The Taco Inc. model 4013 centrifugal pump has an impeller of diameter D = 12.95 in. The measured flow rate Q and pressure rise $\Delta p$ are given by the manufacture as follows, when pumping 20°C water at $\Omega =1160r/\min$ :

A pump running at 900 r/min is used to pump 20°C gasoline at 400 gal/min.

Concept Used:

The units of angular velocity are converted from r/min to rev/s.

$\Omega =900\frac{rev}{\min }\times (\frac{1\min }{60s})$

=15 rev/s

The flow rate in ft³ /s is calculated:

$Q=400gal/\min \times (\frac{0.00222801f{t}^3/s}{1gal/\min })$

$Q=0.891f{t}^3/s$

According to the tables, the density of gasoline at 20°C is $1.32slug/f{t}^3$

Calculation:

The ${\pi }_1$ term is calculated:

${\pi }_1=\frac{Q}{\Omega D^3}$

On substituting $0.891f{t}^3/s$ for Q, $15rev/s$ for $\Omega$ and $1.079ft$ for D ,

${\pi }_1=\frac{0.891}{15\times {\left(1.079\right)}^3}$

${\pi }_1=\frac{0.0594}{{\left(1.079\right)}^3}$

=0.0473

According to the plot, for ${\pi }_1=0.0473$, the value of ${\pi }_2=5.4$.

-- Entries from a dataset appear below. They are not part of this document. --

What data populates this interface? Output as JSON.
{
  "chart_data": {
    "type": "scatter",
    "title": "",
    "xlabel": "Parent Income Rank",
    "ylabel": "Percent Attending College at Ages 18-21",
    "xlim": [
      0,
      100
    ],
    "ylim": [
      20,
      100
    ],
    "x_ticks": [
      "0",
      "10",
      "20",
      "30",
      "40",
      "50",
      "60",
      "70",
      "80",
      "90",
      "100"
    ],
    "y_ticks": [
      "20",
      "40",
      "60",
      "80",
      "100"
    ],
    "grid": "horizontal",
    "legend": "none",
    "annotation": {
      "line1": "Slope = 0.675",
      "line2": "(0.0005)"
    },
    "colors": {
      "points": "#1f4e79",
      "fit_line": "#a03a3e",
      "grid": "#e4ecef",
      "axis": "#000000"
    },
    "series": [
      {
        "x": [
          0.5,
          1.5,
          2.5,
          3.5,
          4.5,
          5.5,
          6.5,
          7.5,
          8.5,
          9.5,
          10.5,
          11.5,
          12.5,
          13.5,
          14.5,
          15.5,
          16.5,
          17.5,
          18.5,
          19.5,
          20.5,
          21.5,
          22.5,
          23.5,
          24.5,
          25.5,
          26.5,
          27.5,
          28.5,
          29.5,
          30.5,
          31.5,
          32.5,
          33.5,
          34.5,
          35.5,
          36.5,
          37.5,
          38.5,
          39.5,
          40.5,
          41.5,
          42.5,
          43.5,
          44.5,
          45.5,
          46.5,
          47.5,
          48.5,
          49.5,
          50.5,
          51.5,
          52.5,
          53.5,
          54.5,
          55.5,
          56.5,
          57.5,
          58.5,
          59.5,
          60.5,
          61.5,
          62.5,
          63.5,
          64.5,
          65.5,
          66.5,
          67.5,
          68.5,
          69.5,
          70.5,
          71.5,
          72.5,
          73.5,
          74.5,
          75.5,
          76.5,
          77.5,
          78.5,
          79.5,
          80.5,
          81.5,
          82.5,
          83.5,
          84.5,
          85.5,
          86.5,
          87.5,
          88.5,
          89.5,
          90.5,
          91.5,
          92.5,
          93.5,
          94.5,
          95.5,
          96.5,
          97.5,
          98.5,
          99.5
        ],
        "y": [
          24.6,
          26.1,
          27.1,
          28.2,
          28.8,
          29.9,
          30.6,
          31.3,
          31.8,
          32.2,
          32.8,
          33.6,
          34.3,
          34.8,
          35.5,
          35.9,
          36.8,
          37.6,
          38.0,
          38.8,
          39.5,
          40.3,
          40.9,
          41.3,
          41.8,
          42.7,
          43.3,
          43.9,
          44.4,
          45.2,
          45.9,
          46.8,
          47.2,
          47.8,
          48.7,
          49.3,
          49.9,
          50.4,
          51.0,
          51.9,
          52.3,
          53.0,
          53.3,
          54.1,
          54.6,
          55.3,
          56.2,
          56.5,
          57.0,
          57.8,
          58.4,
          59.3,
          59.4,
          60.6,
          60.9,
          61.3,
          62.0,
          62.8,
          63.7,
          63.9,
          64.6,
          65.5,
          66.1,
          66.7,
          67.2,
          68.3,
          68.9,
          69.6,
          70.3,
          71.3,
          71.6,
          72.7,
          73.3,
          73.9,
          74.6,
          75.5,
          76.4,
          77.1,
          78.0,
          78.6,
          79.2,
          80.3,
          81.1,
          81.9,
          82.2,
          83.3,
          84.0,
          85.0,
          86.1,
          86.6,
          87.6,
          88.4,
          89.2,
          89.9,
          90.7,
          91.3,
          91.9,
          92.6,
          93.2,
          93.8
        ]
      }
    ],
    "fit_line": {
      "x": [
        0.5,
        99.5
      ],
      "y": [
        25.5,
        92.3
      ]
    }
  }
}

The ${\pi }_2$ term is calculated:

${\pi }_2=\frac{\Delta p}{\rho {\Omega }^2{D}^2}$

On substituting 5.4 for ${\pi }_2$, $1.32slug/f{t}^3$ for $\rho$, $19.33rev/s$ for $\Omega$ and $1.079ft$ for D ,

$5.4=\frac{\Delta p}{1.32\times {15}^2\times {1.079}^2}$

$\Delta p=\left(1867.2\frac{lbf}{f{t}^2}\right)\times (\frac{1f{t}^2}{144i{n}^2})$

$\Delta p=13lbf/i{n}^2$

Conclusion:

The pressure rise $\Delta p$ expected in lbf/in², according to the dimensionless correlation is 13 lbf/in².